Kiedy z oczu mojego przyjaciela zaczęły sączyć się łzy a jego twarz przybrała tak intensywnie krwistą barwę, że myślałam iż za moment eksplodują mu żyły zaczęłam szybko mówić przez co ledwo łapałam powietrze.

- Myślę, że był to inny świat, kiedy obudziłam się w środku lasu zdawało mi się, że to był sen.

- Chcesz mi powiedzieć, że lunatykowałaś przez około pół roku? - Po tych słowach nachyliła się w moją stronę poprawiając fioletowe okulary.

- Kiedy się obudziłam nie wiedziałam gdzie iść byłam taka zagubiona a do tego tam były dziewczyny, które chciały mnie zabić...

- Znamy dalszą część historii - przerwała mi zniecierpliwiona dyrektorka - a oto fakt o tobie, urodziłaś się w Walii, a teraz kolejne pytanie jak wytłumaczysz to, że cię nie było na większości lekcji, a do tego okłamałaś panią od chemii.

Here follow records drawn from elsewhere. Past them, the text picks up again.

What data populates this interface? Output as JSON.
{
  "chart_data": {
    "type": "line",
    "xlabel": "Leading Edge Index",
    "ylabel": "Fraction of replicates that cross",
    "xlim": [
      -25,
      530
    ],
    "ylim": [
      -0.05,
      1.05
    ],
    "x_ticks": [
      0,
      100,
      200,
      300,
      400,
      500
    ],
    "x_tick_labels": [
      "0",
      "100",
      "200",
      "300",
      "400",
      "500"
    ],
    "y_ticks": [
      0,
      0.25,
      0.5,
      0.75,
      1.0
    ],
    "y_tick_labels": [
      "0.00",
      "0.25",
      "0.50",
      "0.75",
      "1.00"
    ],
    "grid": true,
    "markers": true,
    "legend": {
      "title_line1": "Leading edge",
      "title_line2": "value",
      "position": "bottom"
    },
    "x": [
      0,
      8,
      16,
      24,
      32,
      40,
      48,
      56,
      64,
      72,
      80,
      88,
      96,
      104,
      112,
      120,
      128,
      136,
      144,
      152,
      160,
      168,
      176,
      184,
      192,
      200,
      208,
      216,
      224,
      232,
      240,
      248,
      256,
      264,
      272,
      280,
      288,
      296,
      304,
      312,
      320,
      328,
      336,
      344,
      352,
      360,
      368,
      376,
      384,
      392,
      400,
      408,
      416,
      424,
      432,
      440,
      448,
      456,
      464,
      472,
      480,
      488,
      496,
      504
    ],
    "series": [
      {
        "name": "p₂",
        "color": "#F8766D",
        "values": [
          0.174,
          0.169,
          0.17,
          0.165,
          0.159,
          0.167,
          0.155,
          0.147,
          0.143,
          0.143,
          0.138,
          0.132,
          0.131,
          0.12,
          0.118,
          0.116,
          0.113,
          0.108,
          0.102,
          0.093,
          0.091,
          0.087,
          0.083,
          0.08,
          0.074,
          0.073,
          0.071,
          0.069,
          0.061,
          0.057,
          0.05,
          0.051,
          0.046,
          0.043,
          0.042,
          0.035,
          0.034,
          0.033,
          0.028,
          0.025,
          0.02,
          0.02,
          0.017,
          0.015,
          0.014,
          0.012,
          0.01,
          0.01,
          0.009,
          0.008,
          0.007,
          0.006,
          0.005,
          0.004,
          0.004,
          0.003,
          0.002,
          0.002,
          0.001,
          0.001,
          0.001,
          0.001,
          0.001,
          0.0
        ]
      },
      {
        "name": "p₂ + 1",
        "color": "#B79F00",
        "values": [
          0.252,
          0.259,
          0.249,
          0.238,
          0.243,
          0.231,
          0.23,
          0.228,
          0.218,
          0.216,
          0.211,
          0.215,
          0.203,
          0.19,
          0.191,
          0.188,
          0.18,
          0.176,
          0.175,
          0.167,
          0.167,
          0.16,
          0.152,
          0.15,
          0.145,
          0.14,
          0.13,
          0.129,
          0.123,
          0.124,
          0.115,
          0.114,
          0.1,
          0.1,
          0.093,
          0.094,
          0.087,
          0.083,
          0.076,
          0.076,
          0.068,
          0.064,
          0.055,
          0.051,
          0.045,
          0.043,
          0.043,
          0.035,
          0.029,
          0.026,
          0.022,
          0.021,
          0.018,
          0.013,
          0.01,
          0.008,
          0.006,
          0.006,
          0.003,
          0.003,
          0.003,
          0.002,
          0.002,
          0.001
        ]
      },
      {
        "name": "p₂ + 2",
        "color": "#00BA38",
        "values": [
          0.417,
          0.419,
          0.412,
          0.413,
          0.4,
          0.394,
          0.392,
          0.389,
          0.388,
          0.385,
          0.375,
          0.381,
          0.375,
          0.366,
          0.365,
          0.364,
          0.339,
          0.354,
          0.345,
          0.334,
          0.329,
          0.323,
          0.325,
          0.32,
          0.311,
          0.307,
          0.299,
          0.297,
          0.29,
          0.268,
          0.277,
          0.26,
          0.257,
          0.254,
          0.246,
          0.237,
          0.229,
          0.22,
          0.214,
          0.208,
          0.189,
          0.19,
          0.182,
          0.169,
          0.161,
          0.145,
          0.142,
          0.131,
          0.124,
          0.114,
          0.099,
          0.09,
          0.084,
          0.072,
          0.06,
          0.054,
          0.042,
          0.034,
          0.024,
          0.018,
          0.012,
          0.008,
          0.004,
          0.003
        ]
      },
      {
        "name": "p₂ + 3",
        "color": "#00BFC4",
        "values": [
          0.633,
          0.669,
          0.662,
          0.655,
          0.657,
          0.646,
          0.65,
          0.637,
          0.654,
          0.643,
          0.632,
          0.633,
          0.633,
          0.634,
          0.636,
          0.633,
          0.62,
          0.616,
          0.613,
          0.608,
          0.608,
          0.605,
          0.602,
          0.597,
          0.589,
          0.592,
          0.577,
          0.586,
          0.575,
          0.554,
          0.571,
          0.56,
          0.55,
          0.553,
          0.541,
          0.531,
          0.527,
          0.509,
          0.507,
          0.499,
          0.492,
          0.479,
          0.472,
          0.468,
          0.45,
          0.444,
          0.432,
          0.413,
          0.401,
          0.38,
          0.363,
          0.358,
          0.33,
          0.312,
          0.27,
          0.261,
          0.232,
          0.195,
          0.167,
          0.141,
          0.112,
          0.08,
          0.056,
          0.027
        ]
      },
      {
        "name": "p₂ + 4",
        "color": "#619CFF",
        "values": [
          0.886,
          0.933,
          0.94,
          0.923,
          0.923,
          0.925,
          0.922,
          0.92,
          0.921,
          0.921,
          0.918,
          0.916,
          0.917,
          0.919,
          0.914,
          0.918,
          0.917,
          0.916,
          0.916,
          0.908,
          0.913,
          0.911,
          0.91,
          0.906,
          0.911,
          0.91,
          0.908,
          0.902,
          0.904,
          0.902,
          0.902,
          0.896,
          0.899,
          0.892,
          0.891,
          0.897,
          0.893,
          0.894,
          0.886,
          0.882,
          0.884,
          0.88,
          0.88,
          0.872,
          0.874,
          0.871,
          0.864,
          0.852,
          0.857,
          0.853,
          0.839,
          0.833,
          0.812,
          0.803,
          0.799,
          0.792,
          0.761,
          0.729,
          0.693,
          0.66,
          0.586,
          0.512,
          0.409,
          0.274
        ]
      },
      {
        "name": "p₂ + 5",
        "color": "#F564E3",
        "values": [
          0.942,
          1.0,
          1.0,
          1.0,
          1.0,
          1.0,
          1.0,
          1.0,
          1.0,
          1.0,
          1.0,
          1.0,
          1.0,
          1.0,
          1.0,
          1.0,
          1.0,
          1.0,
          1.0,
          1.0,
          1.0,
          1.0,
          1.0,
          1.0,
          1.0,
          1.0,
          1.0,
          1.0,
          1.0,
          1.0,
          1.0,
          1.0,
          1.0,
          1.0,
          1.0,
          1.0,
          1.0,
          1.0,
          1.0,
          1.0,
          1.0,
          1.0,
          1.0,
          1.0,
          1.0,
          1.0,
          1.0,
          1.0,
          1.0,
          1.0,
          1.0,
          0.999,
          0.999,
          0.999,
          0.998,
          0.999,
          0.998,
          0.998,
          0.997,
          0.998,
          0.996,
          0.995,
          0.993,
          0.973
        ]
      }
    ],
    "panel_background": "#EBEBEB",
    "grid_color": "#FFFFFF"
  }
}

Nie mogłam jej tego powiedzieć dlatego milczałam wbijając w miękkie poręcze od krzesła swoje paznokcie widząc jak bardzo cierpi Luki.

- W takim razie - westchnęła dyrektorka zmęczona moją upartością - spróbujemy jutro. Jeśli o tym komuś choćby piśniesz lub uciekniesz z obozu ten młody chłopak umrze w męczarniach, o których nawet sobie nie wyobrażałaś w najskrytszych koszmarach.